Mohammad Naved

Personal information
- Full name: Mohammad Naved
- Born: 1 September 1988 (age 37) Lahore, Punjab, Pakistan
- Batting: Right-handed
- Bowling: Right-arm fast-medium
- Role: Bowler

Domestic team information
- 2007/08–2009/10: Lahore Shalimar
- 2007/08–2009/10: Lahore Lions
- 2008/09–2009/10: Lahore Eagles
- 2010/11–2014/15: State Bank of Pakistan
- FC debut: 19 November 2007 Lahore Shalimar v Rawalpindi
- Last FC: 3 December 2014 State Bank of Pakistan v Habib Bank Limited
- LA debut: 20 March 2008 Lahore Lions v Khan Research Laboratories
- Last LA: 1 February 2015 State Bank of Pakistan v National Bank of Pakistan

Career statistics
| Competition | First-class | List A | Twenty20 |
| Matches | 53 | 39 | 9 |
| Runs scored | 461 | 182 | 7 |
| Batting average | 9.03 | 10.70 | 7.00 |
| 100s/50s | 0/1 | 0/0 | 0/0 |
| Top score | 75 | 29* | 7* |
| Balls bowled | 10951 | 1831 | 169 |
| Wickets | 218 | 49 | 11 |
| Bowling average | 26.10 | 32.61 | 18.81 |
| 5 wickets in innings | 15 | 0 | 0 |
| 10 wickets in match | 2 | 0 | 0 |
| Best bowling | 8/128 | 4/41 | 3/33 |
| Catches/stumpings | 15/– | 10/– | 4/– |
- Source: ESPNCricinfo, 5 July 2026

= Mohammad Naved (cricketer) =

Pakistani cricketer (born 1988)

Mohammad Naved (born 1 September 1988) is a Pakistani former cricketer. Naved was a right-handed batter who bowled right-arm fast-medium. He was born in Lahore, Punjab.

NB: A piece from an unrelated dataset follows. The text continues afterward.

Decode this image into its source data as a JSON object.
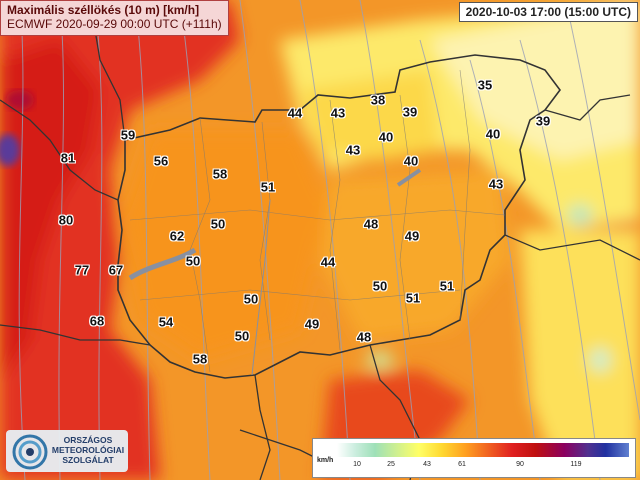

Naved made his first-class debut for Lahore Shalimar against Rawalpindi in the 2007–08 Quaid-e-Azam Trophy on 19 November 2007. He made his List A debut for Lahore Lions against Khan Research Laboratories in the 2007–08 ABN-AMRO Cup on 20 March 2008, and made his Twenty20 debut for Lahore Eagles against Karachi Dolphins in the 2008–09 RBS Twenty-20 Cup on 4 October 2008.

During his domestic career, Naved represented Lahore Shalimar, Lahore Lions, Lahore Eagles and State Bank of Pakistan. He also represented Pakistan Under-19s and Pakistan A, and appeared for Bahawalpur Stags, Railways and Dewan Farooq Motor Limited.

Naved established himself as a successful seam bowler in domestic cricket. In January 2009, playing for Lahore Shalimar in the Quaid-e-Azam Trophy, he took seven wickets against Khan Research Laboratories, and had taken 15 wickets in his previous two matches. Later that month, he took 5 wickets for 86 runs against Sui Northern Gas Pipelines Limited in another Quaid-e-Azam Trophy match.

In January 2011, playing for State Bank of Pakistan in the Division Two final of the Quaid-e-Azam Trophy, Naved took 7 wickets for 61 runs against Khan Research Laboratories as SBP secured promotion to Division One on first-innings lead.

Naved played 53 first-class, 39 List A and nine Twenty20 matches between the 2007–08 and 2014–15 seasons, taking 218 wickets in first-class cricket.